Les caméras de surveillance étaient en panne. Les gardes, endormis. Les deux hommes affectés à sa surveillance ont été accusés de falsification de documents. L’un d’eux a été condamné, l’autre relaxé. Mais les questions restent.

« Je pense qu’il a été éliminé », dit Dragui. « Il gênait trop ses maîtres. Il se croyait le maître du système. Mais il n’était qu’un outil. » Et un outil qui commençait à parler. Epstein menaçait de révéler des informations. Comme son mentor Robert Maxwell, mort mystérieusement en 1991.

Dans les Epstein Files, on trouve des mails évoquant des vidéos de torture, des menaces sur des personnalités, des projets de « ferme à bébés » au Zorro Ranch au Nouveau-Mexique, documentés par 60 Minutes Australia. Des preuves qui, si elles avaient été exploitées, auraient fait tomber des dizaines de politiciens, banquiers, princes et ministres.

Mais Epstein est mort. Les preuves sont là, mais les enquêtes piétinent. En France, après la mort de Jean-Luc Brunel en 2022, tout s’est arrêté.

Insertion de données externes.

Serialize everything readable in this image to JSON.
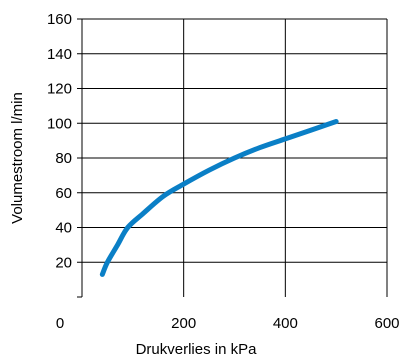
{
  "chart_data": {
    "type": "line",
    "title": "",
    "xlabel": "Drukverlies in kPa",
    "ylabel": "Volumestroom l/min",
    "xlim": [
      0,
      600
    ],
    "ylim": [
      0,
      160
    ],
    "x_ticks": [
      "0",
      "200",
      "400",
      "600"
    ],
    "y_ticks": [
      "20",
      "40",
      "60",
      "80",
      "100",
      "120",
      "140",
      "160"
    ],
    "grid": true,
    "legend": "none",
    "series_color": "#0a7fc6",
    "series": [
      {
        "x": [
          40,
          50,
          70,
          90,
          120,
          160,
          200,
          250,
          300,
          350,
          400,
          450,
          500
        ],
        "y": [
          13,
          20,
          30,
          40,
          48,
          58,
          65,
          73,
          80,
          86,
          91,
          96,
          101
        ]
      }
    ]
  }
}
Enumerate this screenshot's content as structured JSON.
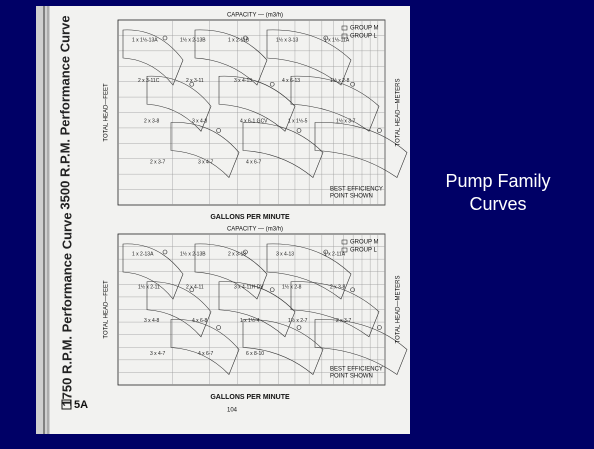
{
  "slide": {
    "title_lines": [
      "Pump Family",
      "Curves"
    ]
  },
  "scan": {
    "section": "5A",
    "page_number": "104",
    "charts": [
      {
        "title": "3500 R.P.M. Performance Curve",
        "capacity_label": "CAPACITY — (m3/h)",
        "x_label": "GALLONS PER MINUTE",
        "y_label": "TOTAL HEAD—FEET",
        "y2_label": "TOTAL HEAD—METERS",
        "legend": [
          "GROUP M",
          "GROUP L"
        ],
        "note": [
          "BEST EFFICIENCY",
          "POINT SHOWN"
        ],
        "pumps": [
          "1 x 1½-13A",
          "1½ x 2-13B",
          "1 x 2-11B",
          "1½ x 3-13",
          "1 x 1½-11A",
          "2 x 3-11C",
          "2 x 3-11",
          "3 x 4-13",
          "4 x 6-13",
          "1½ x 2-8",
          "2 x 3-8",
          "3 x 4-8",
          "4 x 6-1 GCV",
          "1 x 1½-5",
          "1½ x 3-7",
          "2 x 3-7",
          "3 x 4-7",
          "4 x 6-7"
        ]
      },
      {
        "title": "1750 R.P.M. Performance Curve",
        "capacity_label": "CAPACITY — (m3/h)",
        "x_label": "GALLONS PER MINUTE",
        "y_label": "TOTAL HEAD—FEET",
        "y2_label": "TOTAL HEAD—METERS",
        "legend": [
          "GROUP M",
          "GROUP L"
        ],
        "note": [
          "BEST EFFICIENCY",
          "POINT SHOWN"
        ],
        "pumps": [
          "1 x 2-13A",
          "1½ x 2-13B",
          "2 x 3-13",
          "3 x 4-13",
          "1 x 2-11A",
          "1½ x 2-11",
          "2 x 4-11",
          "3 x 4-11H DV",
          "1½ x 2-8",
          "2 x 3-8",
          "3 x 4-8",
          "4 x 6-8",
          "1 x 1½-4",
          "1½ x 2-7",
          "2 x 3-7",
          "3 x 4-7",
          "4 x 6-7",
          "6 x 8-10"
        ]
      }
    ]
  }
}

Qui a remplacé Epstein ? Le spectre de Palantir

Un système de compromission ne disparaît pas avec un homme. Il mute.

« Jeffrey Epstein a été remplacé », affirme Dragui. « Notamment par une firme qui s’appelle Palantir. » Palantir Technologies, créée avec des fonds de la CIA et du renseignement israélien, spécialisée dans l’analyse de données massives. Elle gère aujourd’hui les services de renseignement français, britannique et américain.

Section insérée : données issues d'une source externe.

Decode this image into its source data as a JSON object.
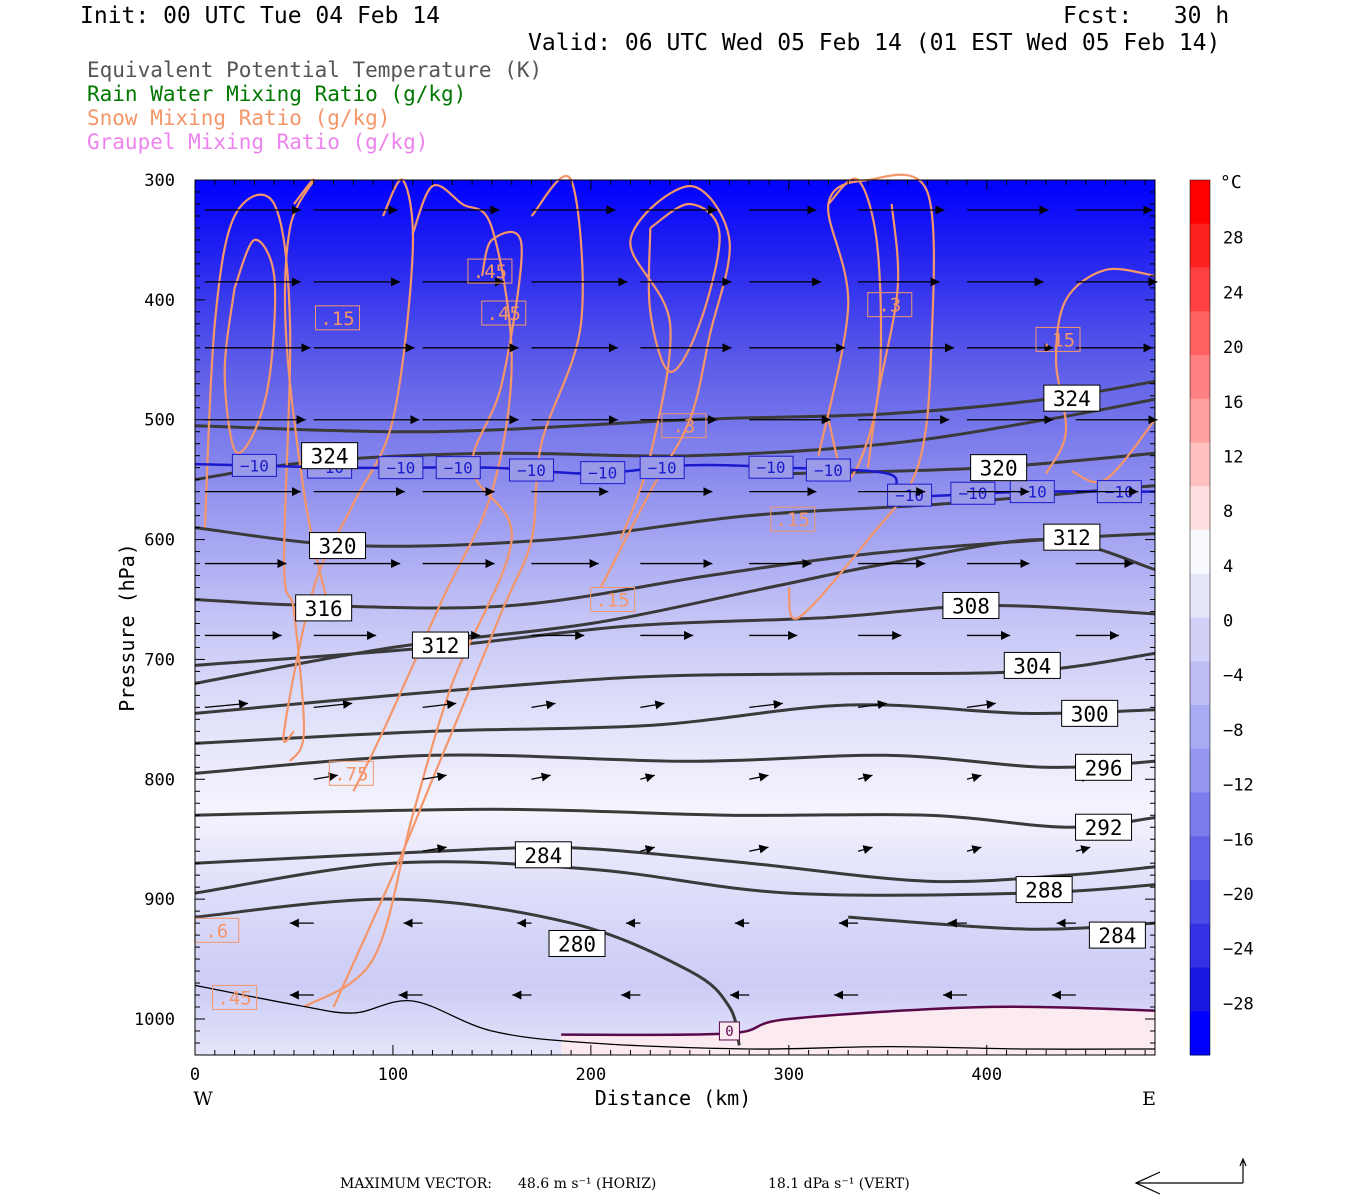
{
  "header": {
    "init": "Init: 00 UTC Tue 04 Feb 14",
    "fcst": "Fcst:   30 h",
    "valid": "Valid: 06 UTC Wed 05 Feb 14 (01 EST Wed 05 Feb 14)"
  },
  "legend": [
    {
      "label": "Equivalent Potential Temperature (K)",
      "color": "#555555"
    },
    {
      "label": "Rain Water Mixing Ratio (g/kg)",
      "color": "#007700"
    },
    {
      "label": "Snow Mixing Ratio (g/kg)",
      "color": "#f4966a"
    },
    {
      "label": "Graupel Mixing Ratio (g/kg)",
      "color": "#ee82ee"
    }
  ],
  "colorbar": {
    "unit": "°C",
    "labels": [
      "28",
      "24",
      "20",
      "16",
      "12",
      "8",
      "4",
      "0",
      "−4",
      "−8",
      "−12",
      "−16",
      "−20",
      "−24",
      "−28"
    ],
    "colors": [
      "#ff0000",
      "#ff2020",
      "#ff4040",
      "#ff6060",
      "#ff8080",
      "#ffa0a0",
      "#ffc0c0",
      "#ffe0e0",
      "#f8f8ff",
      "#e6e6fa",
      "#d2d2f8",
      "#bebef5",
      "#aaaaf3",
      "#9696f0",
      "#7c7cee",
      "#6464ea",
      "#4a4ae6",
      "#3232e4",
      "#1818e2",
      "#0000ff"
    ]
  },
  "chart_data": {
    "type": "cross-section",
    "xlabel": "Distance (km)",
    "ylabel": "Pressure (hPa)",
    "xlim": [
      0,
      485
    ],
    "ylim": [
      1030,
      300
    ],
    "x_ticks": [
      "0",
      "100",
      "200",
      "300",
      "400"
    ],
    "x_tick_values": [
      0,
      100,
      200,
      300,
      400
    ],
    "y_ticks": [
      "300",
      "400",
      "500",
      "600",
      "700",
      "800",
      "900",
      "1000"
    ],
    "y_tick_values": [
      300,
      400,
      500,
      600,
      700,
      800,
      900,
      1000
    ],
    "west_label": "W",
    "east_label": "E",
    "theta_e_contours": [
      {
        "label": "324",
        "lx": 68,
        "lp": 530,
        "pts": [
          [
            0,
            550
          ],
          [
            60,
            535
          ],
          [
            150,
            528
          ],
          [
            250,
            530
          ],
          [
            350,
            520
          ],
          [
            430,
            500
          ],
          [
            485,
            483
          ]
        ]
      },
      {
        "label": "324",
        "lx": 443,
        "lp": 482,
        "pts": [
          [
            0,
            505
          ],
          [
            120,
            510
          ],
          [
            250,
            500
          ],
          [
            350,
            495
          ],
          [
            430,
            483
          ],
          [
            485,
            468
          ]
        ]
      },
      {
        "label": "320",
        "lx": 72,
        "lp": 605,
        "pts": [
          [
            0,
            590
          ],
          [
            80,
            605
          ],
          [
            180,
            600
          ],
          [
            280,
            580
          ],
          [
            380,
            570
          ],
          [
            485,
            555
          ]
        ]
      },
      {
        "label": "320",
        "lx": 406,
        "lp": 540,
        "pts": [
          [
            300,
            545
          ],
          [
            400,
            540
          ],
          [
            485,
            528
          ]
        ]
      },
      {
        "label": "316",
        "lx": 65,
        "lp": 657,
        "pts": [
          [
            0,
            650
          ],
          [
            60,
            655
          ],
          [
            160,
            655
          ],
          [
            260,
            630
          ],
          [
            340,
            612
          ],
          [
            430,
            600
          ],
          [
            485,
            595
          ]
        ]
      },
      {
        "label": "312",
        "lx": 124,
        "lp": 688,
        "pts": [
          [
            0,
            720
          ],
          [
            100,
            690
          ],
          [
            200,
            670
          ],
          [
            290,
            640
          ],
          [
            350,
            620
          ],
          [
            430,
            600
          ],
          [
            485,
            625
          ]
        ]
      },
      {
        "label": "312",
        "lx": 443,
        "lp": 598,
        "pts": []
      },
      {
        "label": "308",
        "lx": 392,
        "lp": 655,
        "pts": [
          [
            0,
            705
          ],
          [
            120,
            690
          ],
          [
            220,
            672
          ],
          [
            320,
            665
          ],
          [
            400,
            655
          ],
          [
            485,
            662
          ]
        ]
      },
      {
        "label": "304",
        "lx": 423,
        "lp": 705,
        "pts": [
          [
            0,
            745
          ],
          [
            100,
            730
          ],
          [
            220,
            715
          ],
          [
            320,
            712
          ],
          [
            420,
            710
          ],
          [
            485,
            695
          ]
        ]
      },
      {
        "label": "300",
        "lx": 452,
        "lp": 745,
        "pts": [
          [
            0,
            770
          ],
          [
            120,
            760
          ],
          [
            230,
            755
          ],
          [
            330,
            738
          ],
          [
            420,
            745
          ],
          [
            485,
            742
          ]
        ]
      },
      {
        "label": "296",
        "lx": 459,
        "lp": 790,
        "pts": [
          [
            0,
            795
          ],
          [
            120,
            780
          ],
          [
            250,
            785
          ],
          [
            350,
            780
          ],
          [
            430,
            790
          ],
          [
            485,
            785
          ]
        ]
      },
      {
        "label": "292",
        "lx": 459,
        "lp": 840,
        "pts": [
          [
            0,
            830
          ],
          [
            150,
            825
          ],
          [
            270,
            830
          ],
          [
            370,
            830
          ],
          [
            440,
            840
          ],
          [
            485,
            832
          ]
        ]
      },
      {
        "label": "284",
        "lx": 176,
        "lp": 863,
        "pts": [
          [
            0,
            870
          ],
          [
            150,
            858
          ],
          [
            200,
            858
          ],
          [
            280,
            870
          ],
          [
            370,
            885
          ],
          [
            440,
            880
          ],
          [
            485,
            873
          ]
        ]
      },
      {
        "label": "288",
        "lx": 429,
        "lp": 892,
        "pts": [
          [
            0,
            895
          ],
          [
            100,
            870
          ],
          [
            200,
            875
          ],
          [
            300,
            895
          ],
          [
            420,
            895
          ],
          [
            485,
            888
          ]
        ]
      },
      {
        "label": "280",
        "lx": 193,
        "lp": 937,
        "pts": [
          [
            0,
            915
          ],
          [
            100,
            900
          ],
          [
            190,
            920
          ],
          [
            250,
            960
          ],
          [
            270,
            990
          ],
          [
            275,
            1022
          ]
        ]
      },
      {
        "label": "284",
        "lx": 466,
        "lp": 930,
        "pts": [
          [
            330,
            915
          ],
          [
            420,
            925
          ],
          [
            485,
            920
          ]
        ]
      }
    ],
    "isotherm_minus10": {
      "label": "−10",
      "pts": [
        [
          0,
          537
        ],
        [
          80,
          540
        ],
        [
          150,
          540
        ],
        [
          200,
          545
        ],
        [
          250,
          538
        ],
        [
          300,
          540
        ],
        [
          350,
          545
        ],
        [
          360,
          563
        ],
        [
          420,
          560
        ],
        [
          485,
          560
        ]
      ],
      "labels_x": [
        30,
        68,
        104,
        133,
        170,
        206,
        236,
        291,
        320,
        361,
        393,
        423,
        467
      ]
    },
    "zero_line": {
      "label": "0",
      "pts": [
        [
          185,
          1013
        ],
        [
          270,
          1012
        ],
        [
          300,
          1000
        ],
        [
          400,
          990
        ],
        [
          485,
          993
        ]
      ]
    },
    "terrain": [
      [
        0,
        972
      ],
      [
        50,
        988
      ],
      [
        80,
        995
      ],
      [
        110,
        985
      ],
      [
        150,
        1010
      ],
      [
        200,
        1020
      ],
      [
        280,
        1025
      ],
      [
        350,
        1023
      ],
      [
        420,
        1025
      ],
      [
        485,
        1025
      ]
    ],
    "snow_labels": [
      {
        "text": ".15",
        "x": 72,
        "p": 415
      },
      {
        "text": ".45",
        "x": 149,
        "p": 376
      },
      {
        "text": ".45",
        "x": 156,
        "p": 411
      },
      {
        "text": ".3",
        "x": 351,
        "p": 404
      },
      {
        "text": ".15",
        "x": 436,
        "p": 433
      },
      {
        "text": ".3",
        "x": 247,
        "p": 505
      },
      {
        "text": ".15",
        "x": 302,
        "p": 583
      },
      {
        "text": ".15",
        "x": 211,
        "p": 650
      },
      {
        "text": ".75",
        "x": 79,
        "p": 795
      },
      {
        "text": ".6",
        "x": 11,
        "p": 926
      },
      {
        "text": ".45",
        "x": 20,
        "p": 982
      }
    ],
    "snow_contours": [
      [
        [
          5,
          590
        ],
        [
          10,
          420
        ],
        [
          20,
          330
        ],
        [
          40,
          320
        ],
        [
          48,
          420
        ],
        [
          45,
          620
        ],
        [
          50,
          660
        ],
        [
          55,
          760
        ],
        [
          48,
          785
        ]
      ],
      [
        [
          20,
          390
        ],
        [
          30,
          350
        ],
        [
          40,
          380
        ],
        [
          38,
          460
        ],
        [
          30,
          510
        ],
        [
          20,
          525
        ],
        [
          15,
          460
        ],
        [
          20,
          390
        ]
      ],
      [
        [
          50,
          320
        ],
        [
          60,
          300
        ],
        [
          48,
          340
        ],
        [
          46,
          430
        ],
        [
          55,
          560
        ],
        [
          65,
          640
        ],
        [
          70,
          660
        ]
      ],
      [
        [
          95,
          330
        ],
        [
          105,
          300
        ],
        [
          110,
          360
        ],
        [
          100,
          500
        ],
        [
          80,
          570
        ],
        [
          60,
          640
        ],
        [
          45,
          760
        ],
        [
          50,
          760
        ]
      ],
      [
        [
          110,
          345
        ],
        [
          120,
          305
        ],
        [
          135,
          320
        ],
        [
          150,
          340
        ],
        [
          160,
          450
        ],
        [
          150,
          560
        ],
        [
          125,
          650
        ],
        [
          95,
          760
        ],
        [
          80,
          810
        ]
      ],
      [
        [
          145,
          380
        ],
        [
          150,
          350
        ],
        [
          165,
          355
        ],
        [
          155,
          470
        ],
        [
          140,
          540
        ],
        [
          160,
          600
        ],
        [
          130,
          720
        ],
        [
          110,
          830
        ],
        [
          90,
          950
        ],
        [
          55,
          990
        ]
      ],
      [
        [
          170,
          330
        ],
        [
          190,
          300
        ],
        [
          195,
          420
        ],
        [
          175,
          520
        ],
        [
          170,
          600
        ],
        [
          155,
          660
        ],
        [
          120,
          800
        ],
        [
          100,
          880
        ],
        [
          70,
          990
        ]
      ],
      [
        [
          215,
          600
        ],
        [
          230,
          530
        ],
        [
          240,
          420
        ],
        [
          220,
          350
        ],
        [
          250,
          305
        ],
        [
          270,
          350
        ],
        [
          260,
          430
        ],
        [
          250,
          500
        ],
        [
          230,
          560
        ],
        [
          205,
          640
        ]
      ],
      [
        [
          230,
          340
        ],
        [
          250,
          320
        ],
        [
          265,
          345
        ],
        [
          255,
          420
        ],
        [
          240,
          460
        ],
        [
          230,
          410
        ],
        [
          230,
          340
        ]
      ],
      [
        [
          315,
          530
        ],
        [
          330,
          405
        ],
        [
          320,
          320
        ],
        [
          340,
          300
        ],
        [
          370,
          310
        ],
        [
          372,
          440
        ],
        [
          365,
          540
        ],
        [
          340,
          600
        ],
        [
          305,
          665
        ],
        [
          300,
          640
        ]
      ],
      [
        [
          320,
          320
        ],
        [
          335,
          300
        ],
        [
          345,
          360
        ],
        [
          345,
          480
        ],
        [
          330,
          550
        ],
        [
          320,
          500
        ]
      ],
      [
        [
          352,
          320
        ],
        [
          355,
          390
        ],
        [
          345,
          480
        ],
        [
          340,
          540
        ]
      ],
      [
        [
          430,
          545
        ],
        [
          440,
          510
        ],
        [
          435,
          450
        ],
        [
          440,
          400
        ],
        [
          460,
          375
        ],
        [
          485,
          380
        ]
      ],
      [
        [
          443,
          543
        ],
        [
          460,
          550
        ],
        [
          485,
          500
        ]
      ]
    ],
    "wind_vectors_note": "horizontal/vertical circulation arrows",
    "max_vector_label": "MAXIMUM VECTOR:",
    "max_vector_horiz": "48.6 m s⁻¹ (HORIZ)",
    "max_vector_vert": "18.1 dPa s⁻¹ (VERT)"
  }
}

« Le contrat a été renouvelé fin 2025 avec la DGSI », révèle Dragui. « Palantir peut obtenir toutes les informations compromettantes via nos téléphones portables : goûts sexuels, fréquentations, infidélités. C’est le même système que celui d’Epstein, mais numérisé. » Plus besoin d’îles privées et de caméras cachées. Les données personnelles suffisent.

Jared Kushner, gendre de Donald Trump, est lié à Palantir. Il a été un investisseur clé. Et on retrouve des connexions entre le réseau Epstein et Palantir dans les documents divulgués. « On pourrait faire un copier-coller », dit Dragui.

L’affaire Epstein n’est donc pas terminée. Elle a changé de forme. La compromission est devenue algorithmique.

La France, terre d’impunité

Aux États-Unis, une commission d’enquête siège depuis février 2026. Thomas Massie, le député du Kentucky, a perdu sa primaire républicaine parce qu’il s’est attaqué au lobby pro-israélien — le réseau Epstein. « Cette élection était un test pour savoir si Israël dominait encore la vie politique américaine », a-t-il déclaré.